Hello, world. I’m MacDara Conroy, and this is my blog.


My Letterboxd reviews of The Strange Colour of Your Body’s Tears, Circle, Housebound and Curse of Chucky

The Strange Colour of Your Body’s Tears:

The Strange Colour of Your Body’s Tears is the very definition of style over substance. This giallo en français certainly looks the part as it descends into madness both figurative and literal, hitting cues similar to the far superior Berberian Sound Studio (that film’s director Peter Strickland is listed in the credits for audio contributions) with its repeated motifs of mirrors, eyes, lenses, knife blades, bared flesh and the like. But the sonic shenanigans and visual trickery grow tiresome before long with so little behind the bluster to discover, or want to discover. The result is little more than a showreel, albeit an admittedly impressive one, that’s desperately in search of a mystery.

Circle:

‘Cube crossed with Saw as a game show’ was the elevator pitch for this one, wasn’t it? In any case, Circle – which pits a room full of randoms against each other as an alien laser executes them one by one – has none of that film’s power of economy, instead being far too enamoured with its blunt first-year moral philosophy satire at the expense of real human behaviour and motivation. Even when hot-button issues like racial prejudice come into the picture, the writers either miss or tip-toe around the blindingly obvious. The sad thing is a film like this, as unoriginal as the premise might be, could work if some more thought were put into it.

Housebound:

What a treat this is: a Kiwi horror comedy in the spirt of Peter Jackson with an original story that’s properly scary and funny in all the right places.

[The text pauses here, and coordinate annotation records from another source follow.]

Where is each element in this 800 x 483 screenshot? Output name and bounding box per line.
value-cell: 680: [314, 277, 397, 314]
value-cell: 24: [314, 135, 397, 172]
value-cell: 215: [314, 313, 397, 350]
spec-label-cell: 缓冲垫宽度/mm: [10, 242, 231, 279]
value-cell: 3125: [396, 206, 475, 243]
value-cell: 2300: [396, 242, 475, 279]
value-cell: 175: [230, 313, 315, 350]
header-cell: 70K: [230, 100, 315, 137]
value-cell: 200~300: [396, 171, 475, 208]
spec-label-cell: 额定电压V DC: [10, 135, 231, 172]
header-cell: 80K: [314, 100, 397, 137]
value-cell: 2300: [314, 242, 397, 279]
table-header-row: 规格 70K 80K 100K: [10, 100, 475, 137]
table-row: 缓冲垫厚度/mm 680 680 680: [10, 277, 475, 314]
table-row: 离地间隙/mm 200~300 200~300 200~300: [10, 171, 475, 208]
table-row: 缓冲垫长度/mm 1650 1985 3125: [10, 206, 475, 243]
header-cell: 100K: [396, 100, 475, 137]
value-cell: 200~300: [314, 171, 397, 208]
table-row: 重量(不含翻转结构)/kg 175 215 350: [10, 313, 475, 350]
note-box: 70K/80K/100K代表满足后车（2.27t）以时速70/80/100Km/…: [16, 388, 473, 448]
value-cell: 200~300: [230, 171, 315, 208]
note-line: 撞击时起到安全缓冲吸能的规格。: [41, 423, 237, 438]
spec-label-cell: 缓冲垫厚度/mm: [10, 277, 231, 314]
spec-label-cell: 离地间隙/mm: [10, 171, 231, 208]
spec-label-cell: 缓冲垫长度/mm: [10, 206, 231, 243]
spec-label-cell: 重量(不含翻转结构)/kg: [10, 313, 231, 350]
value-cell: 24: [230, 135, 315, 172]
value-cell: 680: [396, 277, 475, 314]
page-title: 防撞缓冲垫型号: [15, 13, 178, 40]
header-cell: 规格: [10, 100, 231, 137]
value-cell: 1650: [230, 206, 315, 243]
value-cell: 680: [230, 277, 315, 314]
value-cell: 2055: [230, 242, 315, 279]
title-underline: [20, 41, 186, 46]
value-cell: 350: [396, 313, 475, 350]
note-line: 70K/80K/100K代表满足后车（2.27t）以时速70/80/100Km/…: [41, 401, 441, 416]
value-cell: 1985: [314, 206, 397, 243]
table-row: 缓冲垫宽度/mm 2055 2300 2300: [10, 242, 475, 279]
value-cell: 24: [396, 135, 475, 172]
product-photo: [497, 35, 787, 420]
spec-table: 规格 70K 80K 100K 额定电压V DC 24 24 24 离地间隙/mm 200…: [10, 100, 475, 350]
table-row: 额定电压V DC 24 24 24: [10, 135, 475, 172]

To say any more would be to spoil the fun.

Curse of Chucky:

Touted as a back-to-basics reset of the increasingly comical Child’s Play franchise, I can’t get over the bang of straight-to-video, TV movie cheapness from this production. And that’s despite the studio backing, the return of creator/director Don Mancini, and a closing credits list that proves it was no mere weekend-warrior enterprise. Still, it has its moments, and manages to maintain a darker tone than its immediate predecessors (at least until the end, when the compulsion to twist on the audience gets the better of it).